Une position commune de la France, l'Allemagne, l'Italie et l'Espagne
Que défendent l'Allemand Olaf Scholz, l'Espagnole Nadia Calvino, l'Italien Daniele Franco et Bruno Le Maire dans leur tribune ? Si le projet défendu par les quatre États et les États-Unis concerne tous les secteurs, il se pose avec une acuité particulière pour les entreprises du numérique, comme le soulignent les ministres.
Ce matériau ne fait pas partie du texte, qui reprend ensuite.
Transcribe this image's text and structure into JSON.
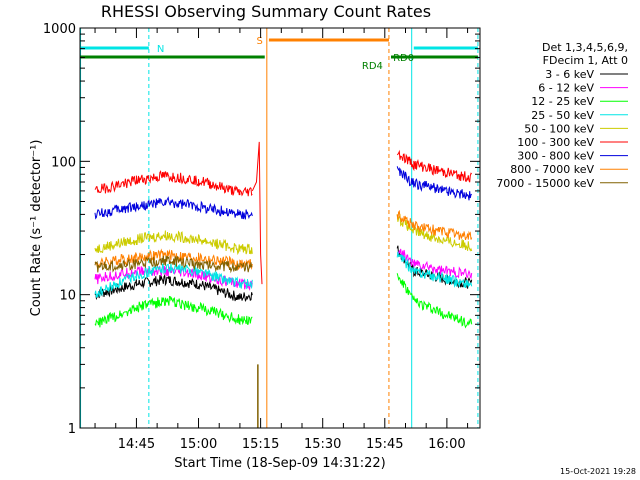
{
  "chart_data": {
    "type": "line",
    "title": "RHESSI Observing Summary Count Rates",
    "xlabel": "Start Time (18-Sep-09 14:31:22)",
    "ylabel": "Count Rate (s⁻¹ detector⁻¹)",
    "y_scale": "log",
    "ylim": [
      1,
      1000
    ],
    "xlim": [
      "14:31:22",
      "16:08:00"
    ],
    "x_ticks": [
      "14:45",
      "15:00",
      "15:15",
      "15:30",
      "15:45",
      "16:00"
    ],
    "y_ticks": [
      "1",
      "10",
      "100",
      "1000"
    ],
    "legend_position": "right",
    "legend_header": [
      "Det 1,3,4,5,6,9,",
      "FDecim 1, Att 0"
    ],
    "series": [
      {
        "name": "3 - 6 keV",
        "color": "#000000",
        "x": [
          "14:35",
          "14:45",
          "14:52",
          "15:00",
          "15:10",
          "15:13",
          "15:48",
          "15:52",
          "16:00",
          "16:06"
        ],
        "values": [
          10,
          12,
          13,
          12,
          9.5,
          10,
          22,
          15,
          13,
          12
        ]
      },
      {
        "name": "6 - 12 keV",
        "color": "#ff00ff",
        "x": [
          "14:35",
          "14:45",
          "14:52",
          "15:00",
          "15:10",
          "15:13",
          "15:48",
          "15:52",
          "16:00",
          "16:06"
        ],
        "values": [
          13,
          15,
          15,
          14,
          12,
          12,
          22,
          17,
          15,
          14
        ]
      },
      {
        "name": "12 - 25 keV",
        "color": "#00ff00",
        "x": [
          "14:35",
          "14:45",
          "14:52",
          "15:00",
          "15:10",
          "15:13",
          "15:48",
          "15:52",
          "16:00",
          "16:06"
        ],
        "values": [
          6,
          8,
          9,
          8,
          6.5,
          6.5,
          14,
          9,
          7,
          6
        ]
      },
      {
        "name": "25 - 50 keV",
        "color": "#00e5e5",
        "x": [
          "14:35",
          "14:45",
          "14:52",
          "15:00",
          "15:10",
          "15:13",
          "15:48",
          "15:52",
          "16:00",
          "16:06"
        ],
        "values": [
          10,
          14,
          16,
          15,
          12,
          12,
          20,
          15,
          13,
          12
        ]
      },
      {
        "name": "50 - 100 keV",
        "color": "#cccc00",
        "x": [
          "14:35",
          "14:45",
          "14:52",
          "15:00",
          "15:10",
          "15:13",
          "15:48",
          "15:52",
          "16:00",
          "16:06"
        ],
        "values": [
          22,
          26,
          28,
          26,
          22,
          22,
          38,
          30,
          25,
          23
        ]
      },
      {
        "name": "100 - 300 keV",
        "color": "#ff0000",
        "x": [
          "14:35",
          "14:45",
          "14:52",
          "15:00",
          "15:10",
          "15:13",
          "15:48",
          "15:52",
          "16:00",
          "16:06"
        ],
        "values": [
          60,
          72,
          78,
          72,
          58,
          60,
          115,
          95,
          82,
          75
        ]
      },
      {
        "name": "300 - 800 keV",
        "color": "#0000dd",
        "x": [
          "14:35",
          "14:45",
          "14:52",
          "15:00",
          "15:10",
          "15:13",
          "15:48",
          "15:52",
          "16:00",
          "16:06"
        ],
        "values": [
          40,
          46,
          49,
          46,
          40,
          40,
          85,
          68,
          60,
          55
        ]
      },
      {
        "name": "800 - 7000 keV",
        "color": "#ff8000",
        "x": [
          "14:35",
          "14:45",
          "14:52",
          "15:00",
          "15:10",
          "15:13",
          "15:48",
          "15:52",
          "16:00",
          "16:06"
        ],
        "values": [
          17,
          19,
          20,
          19,
          17,
          17,
          40,
          33,
          29,
          27
        ]
      },
      {
        "name": "7000 - 15000 keV",
        "color": "#806000",
        "x": [
          "14:35",
          "14:45",
          "14:52",
          "15:00",
          "15:10",
          "15:13"
        ],
        "values": [
          16,
          17,
          18,
          17,
          16,
          16
        ]
      }
    ],
    "flag_bars": [
      {
        "label": "N",
        "color": "#00e5e5"
      },
      {
        "label": "S",
        "color": "#ff8000"
      },
      {
        "label": "RD4",
        "color": "#008000"
      },
      {
        "label": "RD0",
        "color": "#008000"
      }
    ],
    "footer_date": "15-Oct-2021 19:28"
  }
}
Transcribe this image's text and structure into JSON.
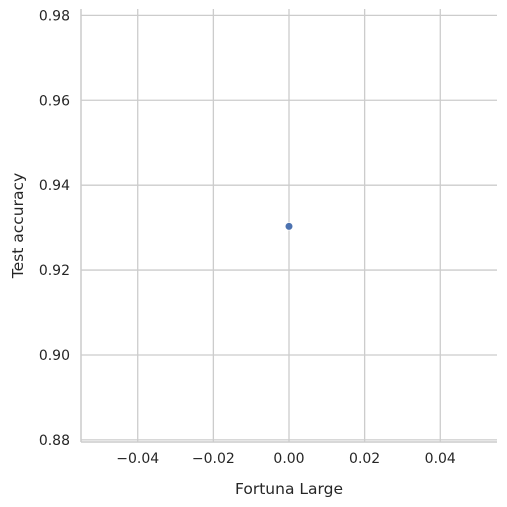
{
  "chart_data": {
    "type": "scatter",
    "xlabel": "Fortuna Large",
    "ylabel": "Test accuracy",
    "xlim": [
      -0.055,
      0.055
    ],
    "ylim": [
      0.8795,
      0.9815
    ],
    "x_ticks": [
      -0.04,
      -0.02,
      0.0,
      0.02,
      0.04
    ],
    "x_tick_labels": [
      "−0.04",
      "−0.02",
      "0.00",
      "0.02",
      "0.04"
    ],
    "y_ticks": [
      0.88,
      0.9,
      0.92,
      0.94,
      0.96,
      0.98
    ],
    "y_tick_labels": [
      "0.88",
      "0.90",
      "0.92",
      "0.94",
      "0.96",
      "0.98"
    ],
    "grid": true,
    "points": [
      {
        "x": 0.0,
        "y": 0.9303
      }
    ],
    "colors": {
      "point": "#4c72b0",
      "grid": "#cccccc",
      "axis": "#cccccc"
    }
  }
}
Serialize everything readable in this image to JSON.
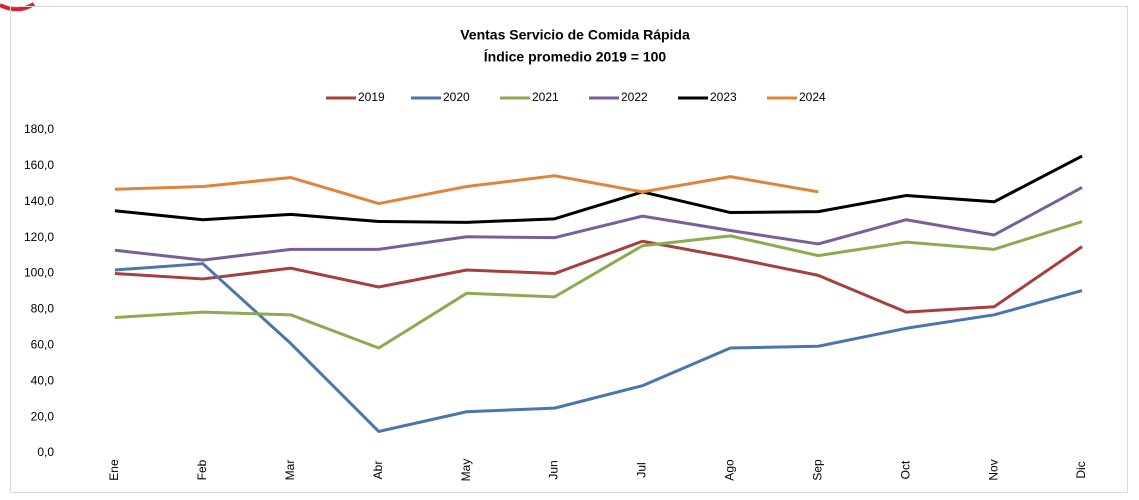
{
  "chart_data": {
    "type": "line",
    "title": "Ventas Servicio de Comida Rápida",
    "subtitle": "Índice promedio 2019 = 100",
    "categories": [
      "Ene",
      "Feb",
      "Mar",
      "Abr",
      "May",
      "Jun",
      "Jul",
      "Ago",
      "Sep",
      "Oct",
      "Nov",
      "Dic"
    ],
    "series": [
      {
        "name": "2019",
        "color": "#a5403d",
        "values": [
          100,
          97,
          103,
          92.5,
          102,
          100,
          118,
          109,
          99,
          78.5,
          81.5,
          115
        ]
      },
      {
        "name": "2020",
        "color": "#4a76ad",
        "values": [
          102,
          105.5,
          61,
          12,
          23,
          25,
          37.5,
          58.5,
          59.5,
          69.5,
          77,
          90.5
        ]
      },
      {
        "name": "2021",
        "color": "#8cab4f",
        "values": [
          75.5,
          78.5,
          77,
          58.5,
          89,
          87,
          115.5,
          121,
          110,
          117.5,
          113.5,
          129
        ]
      },
      {
        "name": "2022",
        "color": "#77609a",
        "values": [
          113,
          107.5,
          113.5,
          113.5,
          120.5,
          120,
          132,
          124,
          116.5,
          130,
          121.5,
          148
        ]
      },
      {
        "name": "2023",
        "color": "#000000",
        "values": [
          135,
          130,
          133,
          129,
          128.5,
          130.5,
          145.5,
          134,
          134.5,
          143.5,
          140,
          165.5
        ]
      },
      {
        "name": "2024",
        "color": "#e0843a",
        "values": [
          147,
          148.5,
          153.5,
          139,
          148.5,
          154.5,
          145.5,
          154,
          145.5,
          null,
          null,
          null
        ]
      }
    ],
    "ylim": [
      0,
      180
    ],
    "yticks": [
      {
        "value": 0,
        "label": "0,0"
      },
      {
        "value": 20,
        "label": "20,0"
      },
      {
        "value": 40,
        "label": "40,0"
      },
      {
        "value": 60,
        "label": "60,0"
      },
      {
        "value": 80,
        "label": "80,0"
      },
      {
        "value": 100,
        "label": "100,0"
      },
      {
        "value": 120,
        "label": "120,0"
      },
      {
        "value": 140,
        "label": "140,0"
      },
      {
        "value": 160,
        "label": "160,0"
      },
      {
        "value": 180,
        "label": "180,0"
      }
    ],
    "legend": "top",
    "grid": false
  }
}
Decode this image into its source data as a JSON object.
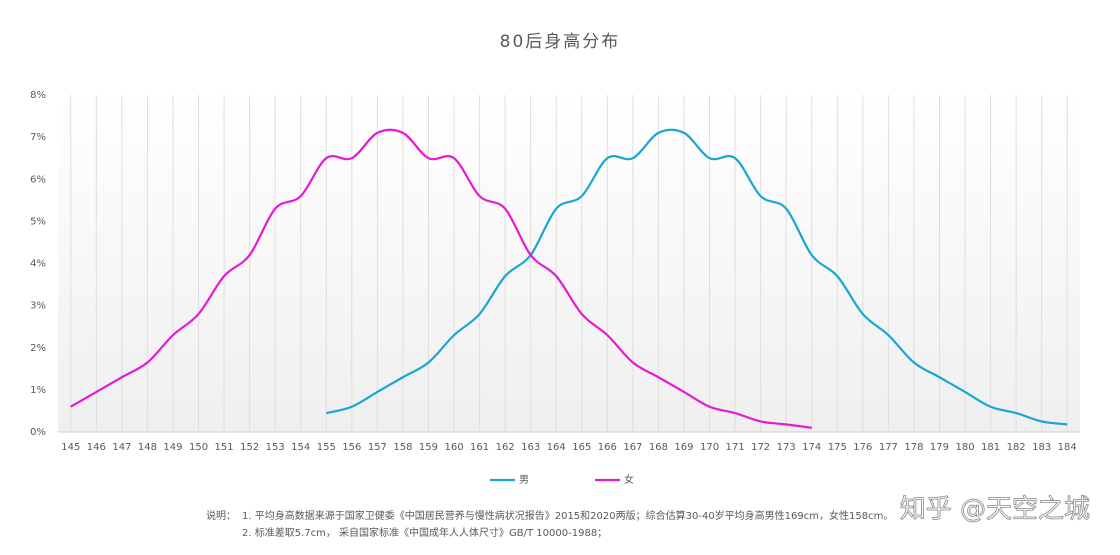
{
  "chart_data": {
    "type": "line",
    "title": "80后身高分布",
    "categories": [
      "145",
      "146",
      "147",
      "148",
      "149",
      "150",
      "151",
      "152",
      "153",
      "154",
      "155",
      "156",
      "157",
      "158",
      "159",
      "160",
      "161",
      "162",
      "163",
      "164",
      "165",
      "166",
      "167",
      "168",
      "169",
      "170",
      "171",
      "172",
      "173",
      "174",
      "175",
      "176",
      "177",
      "178",
      "179",
      "180",
      "181",
      "182",
      "183",
      "184"
    ],
    "series": [
      {
        "name": "男",
        "color": "#1aa6d1",
        "values": [
          null,
          null,
          null,
          null,
          null,
          null,
          null,
          null,
          null,
          null,
          0.45,
          0.6,
          0.95,
          1.3,
          1.65,
          2.3,
          2.8,
          3.7,
          4.2,
          5.3,
          5.6,
          6.5,
          6.5,
          7.1,
          7.1,
          6.5,
          6.5,
          5.6,
          5.3,
          4.2,
          3.7,
          2.8,
          2.3,
          1.65,
          1.3,
          0.95,
          0.6,
          0.45,
          0.25,
          0.18
        ]
      },
      {
        "name": "女",
        "color": "#e619d4",
        "values": [
          0.6,
          0.95,
          1.3,
          1.65,
          2.3,
          2.8,
          3.7,
          4.2,
          5.3,
          5.6,
          6.5,
          6.5,
          7.1,
          7.1,
          6.5,
          6.5,
          5.6,
          5.3,
          4.2,
          3.7,
          2.8,
          2.3,
          1.65,
          1.3,
          0.95,
          0.6,
          0.45,
          0.25,
          0.18,
          0.1,
          null,
          null,
          null,
          null,
          null,
          null,
          null,
          null,
          null,
          null
        ]
      }
    ],
    "ylim": [
      0,
      8
    ],
    "yticks": [
      {
        "value": 0,
        "label": "0%"
      },
      {
        "value": 1,
        "label": "1%"
      },
      {
        "value": 2,
        "label": "2%"
      },
      {
        "value": 3,
        "label": "3%"
      },
      {
        "value": 4,
        "label": "4%"
      },
      {
        "value": 5,
        "label": "5%"
      },
      {
        "value": 6,
        "label": "6%"
      },
      {
        "value": 7,
        "label": "7%"
      },
      {
        "value": 8,
        "label": "8%"
      }
    ],
    "grid": "vertical",
    "legend": "bottom",
    "notes": [
      "说明：",
      "1. 平均身高数据来源于国家卫健委《中国居民营养与慢性病状况报告》2015和2020两版；综合估算30-40岁平均身高男性169cm，女性158cm。",
      "2.  标准差取5.7cm，  采自国家标准《中国成年人人体尺寸》GB/T 10000-1988；"
    ],
    "watermark": "知乎 @天空之城"
  }
}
Selon eux donc, il est urgent de trouver un accord sur le sujet parce que les entreprises du numérique ont profité de la crise pour accroître leur profit et atteindre des niveaux de capitalisation sans équivalent dans aucun autre secteur. "L'activité physique était le critère historique de notre système fiscal mais celui-ci doit évoluer avec la numérisation de notre économie". Les entreprises du numérique doivent donc selon les ministres "contribuer à hauteur de leur succès au financement du bien public comme le font toutes les autres entreprises".
Il est d'autant plus fondamental de trouver un compromis sur la fiscalité internationale que la crise a rendu encore plus insupportable les inégalités et notamment en matière de fiscalité. "Qu'une grande multi nationale, uniquement parce qu'elle peut se délocaliser son bénéfice puisse encore optimiser le paiement de son impôt sur les sociétés comme c'est le cas actuellement, est inacceptable pour nos concitoyens", ont ainsi martelé les ministres. Un argument que Joe Biden avait lui aussi affiché en avril dernier au moment de présenter son projet de réforme fiscale, s'offusquant qu'un simple enseignant soit assujetti à un taux d'imposition de 20% quand "Amazon et d'autres sociétés ne paient aucun impôt fédéral". Selon les ministres européens le dumping fiscal conduira irrémédiablement à une baisse des recettes fiscales, à l'accroissement des inégalités et l'incapacité de financer les services publics.
Enfin, un accord sur la fiscalité est selon eux fondamental pour rebâtir un consensus international sur les grands enjeux mondiaux. Ils proposent donc de s'appuyer sur les propositions "justes et équilibrées" réalisées par l'OCDE depuis plusieurs années sur le sujet, pour bâtir un accord historique. France, Italie, Espagne et Allemagne se sont donc engagées à établir une position commune sur la fiscalité internationale dès le G7 d'aujourd'hui et demain. Le but étant de donner l'impulsion nécessaire pour parvenir à un compromis lors du G20 de juillet à Venise.
Toute la difficulté dans les prochaines semaines sera donc de rallier les derniers réfractaires, tels que la Hongrie ou l'Irlande où les taux d'imposition sont respectivement de 12,5% et 9%. "Nous avons de très sérieuses réserves. (…) Je suis fier du rôle que (ce taux) a joué dans notre développement", a déclaré le ministre des Finances irlandais, Paschal Donohoe. Sans surprise, le ministre hongrois s'est rangé derrière l'Irlande : "Nous ne pouvons tout simplement pas soutenir une augmentation des impôts même si l’idée a des partisans influents", a réagi András Tállai, déplorant que cette réforme ne profiterait qu’aux puissances économiques fortement taxatrices et désavantagées par la concurrence fiscale internationale. Même si un accord de principe est trouvé ce week-end à Londres, il faudra encore beaucoup de négociations et diplomatie pour parvenir au compromis historique défendu par les ministres européens dans le Guardian ce matin.